# Ampguts Brax Platinum #14 x2400 x2000



## EternalGraphics808 (Apr 28, 2009)

x2400 section of the amp


----------



## thehatedguy (May 4, 2007)

Take the board out and flip it over to see the massive silver reinforcing traces on the board.


----------



## EternalGraphics808 (Apr 28, 2009)

thehatedguy said:


> Take the board out and flip it over to see the massive silver reinforcing traces on the board.


... Take the board out??

Crazy



Also.. How can you tell if that's the graphic edition x2400? The BB OpAmps?


----------



## thehatedguy (May 4, 2007)

The BB opamps and the reinforced traces on the bottom of the board.


----------



## EternalGraphics808 (Apr 28, 2009)

thehatedguy said:


> The BB opamps and the reinforced traces on the bottom of the board.


How hard is it to remove the board?


----------



## thehatedguy (May 4, 2007)

Easy.

Take out all of the allenheads in the aluminum strips holding the board to the heatsink.

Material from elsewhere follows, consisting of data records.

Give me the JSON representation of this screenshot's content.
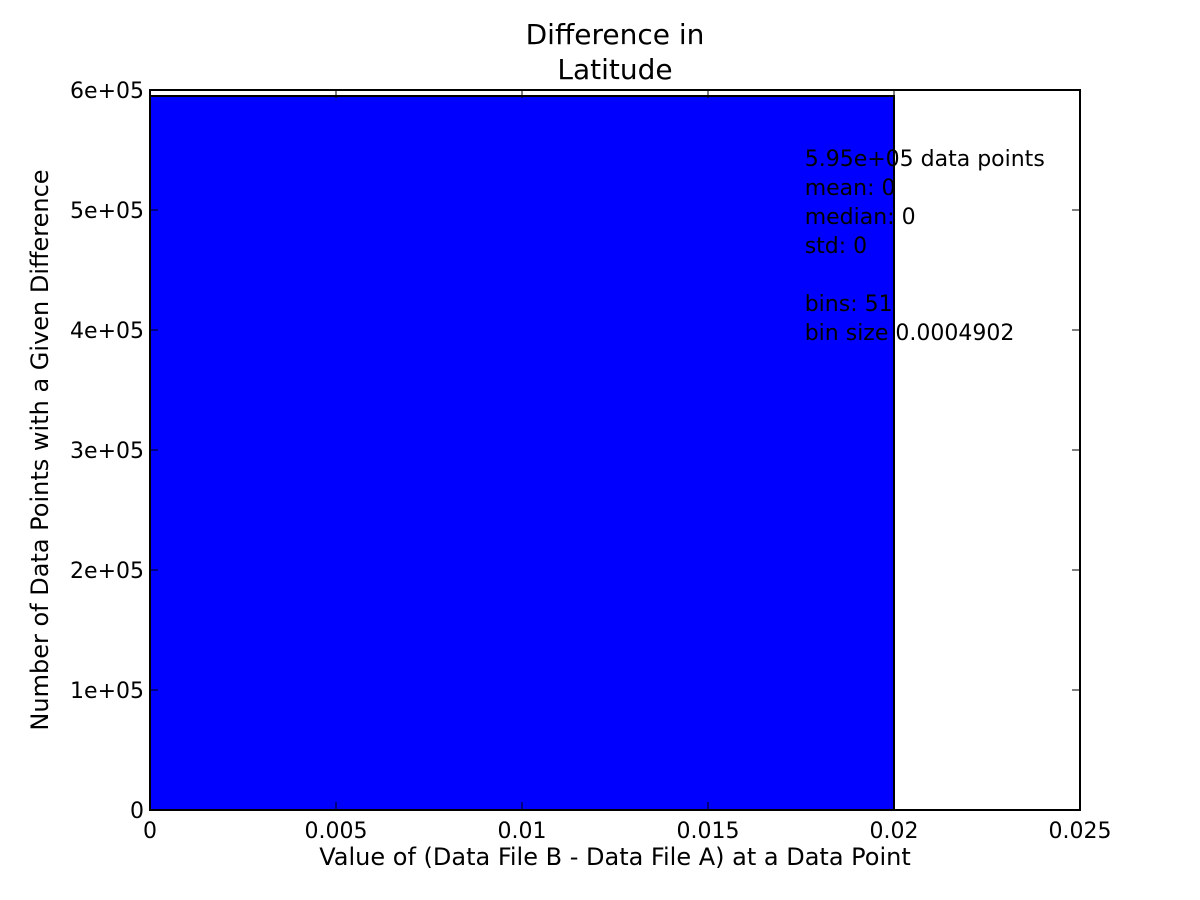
{
  "chart_data": {
    "type": "bar",
    "title_lines": [
      "Difference in",
      "Latitude"
    ],
    "xlabel": "Value of (Data File B - Data File A) at a Data Point",
    "ylabel": "Number of Data Points with a Given Difference",
    "xlim": [
      0,
      0.025
    ],
    "ylim": [
      0,
      600000
    ],
    "x_ticks": [
      0,
      0.005,
      0.01,
      0.015,
      0.02,
      0.025
    ],
    "x_tick_labels": [
      "0",
      "0.005",
      "0.01",
      "0.015",
      "0.02",
      "0.025"
    ],
    "y_ticks": [
      0,
      100000,
      200000,
      300000,
      400000,
      500000,
      600000
    ],
    "y_tick_labels": [
      "0",
      "1e+05",
      "2e+05",
      "3e+05",
      "4e+05",
      "5e+05",
      "6e+05"
    ],
    "bars": [
      {
        "x_start": 0,
        "x_end": 0.02,
        "value": 595000
      }
    ],
    "bar_color": "#0000ff",
    "grid": false,
    "annotation": {
      "anchor": [
        0.0176,
        530000
      ],
      "lines": [
        "5.95e+05 data points",
        "mean: 0",
        "median: 0",
        "std: 0",
        "",
        "bins: 51",
        "bin size 0.0004902"
      ]
    }
  }
}
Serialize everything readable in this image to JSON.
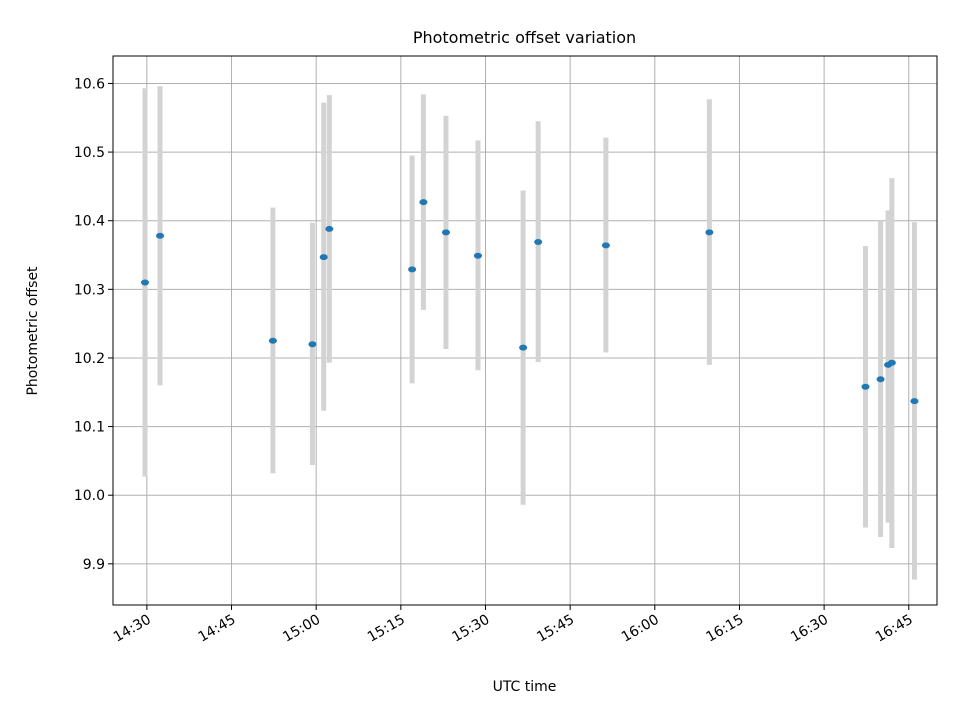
{
  "chart_data": {
    "type": "scatter",
    "title": "Photometric offset variation",
    "xlabel": "UTC time",
    "ylabel": "Photometric offset",
    "x_axis_type": "time",
    "xlim": [
      "14:24",
      "16:50"
    ],
    "ylim": [
      9.84,
      10.64
    ],
    "xticks": [
      "14:30",
      "14:45",
      "15:00",
      "15:15",
      "15:30",
      "15:45",
      "16:00",
      "16:15",
      "16:30",
      "16:45"
    ],
    "yticks": [
      "9.9",
      "10.0",
      "10.1",
      "10.2",
      "10.3",
      "10.4",
      "10.5",
      "10.6"
    ],
    "grid": true,
    "point_color": "#1f77b4",
    "errorbar_color": "#d3d3d3",
    "points": [
      {
        "time": "14:29:40",
        "y": 10.31,
        "ylow": 10.027,
        "yhigh": 10.593
      },
      {
        "time": "14:32:20",
        "y": 10.378,
        "ylow": 10.16,
        "yhigh": 10.596
      },
      {
        "time": "14:52:20",
        "y": 10.225,
        "ylow": 10.032,
        "yhigh": 10.419
      },
      {
        "time": "14:59:20",
        "y": 10.22,
        "ylow": 10.044,
        "yhigh": 10.397
      },
      {
        "time": "15:01:20",
        "y": 10.347,
        "ylow": 10.123,
        "yhigh": 10.572
      },
      {
        "time": "15:02:20",
        "y": 10.388,
        "ylow": 10.193,
        "yhigh": 10.583
      },
      {
        "time": "15:17:00",
        "y": 10.329,
        "ylow": 10.163,
        "yhigh": 10.495
      },
      {
        "time": "15:19:00",
        "y": 10.427,
        "ylow": 10.27,
        "yhigh": 10.584
      },
      {
        "time": "15:23:00",
        "y": 10.383,
        "ylow": 10.213,
        "yhigh": 10.553
      },
      {
        "time": "15:28:40",
        "y": 10.349,
        "ylow": 10.182,
        "yhigh": 10.517
      },
      {
        "time": "15:36:40",
        "y": 10.215,
        "ylow": 9.986,
        "yhigh": 10.444
      },
      {
        "time": "15:39:20",
        "y": 10.369,
        "ylow": 10.194,
        "yhigh": 10.545
      },
      {
        "time": "15:51:20",
        "y": 10.364,
        "ylow": 10.208,
        "yhigh": 10.521
      },
      {
        "time": "16:09:40",
        "y": 10.383,
        "ylow": 10.19,
        "yhigh": 10.577
      },
      {
        "time": "16:37:20",
        "y": 10.158,
        "ylow": 9.953,
        "yhigh": 10.363
      },
      {
        "time": "16:40:00",
        "y": 10.169,
        "ylow": 9.939,
        "yhigh": 10.4
      },
      {
        "time": "16:41:20",
        "y": 10.19,
        "ylow": 9.96,
        "yhigh": 10.415
      },
      {
        "time": "16:42:00",
        "y": 10.193,
        "ylow": 9.923,
        "yhigh": 10.462
      },
      {
        "time": "16:46:00",
        "y": 10.137,
        "ylow": 9.877,
        "yhigh": 10.398
      }
    ]
  }
}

Make sure to clean the old thermal grease off and put new back on when you put it back in.


----------



## EternalGraphics808 (Apr 28, 2009)

thehatedguy said:


> Easy.
> 
> Take out all of the allenheads in the aluminum strips holding the board to the heatsink.
> 
> Make sure to clean the old thermal grease off and put new back on when you put it back in.




Ok


I might try that then next time I take it out of the car

Is it pretty cool to look at?


----------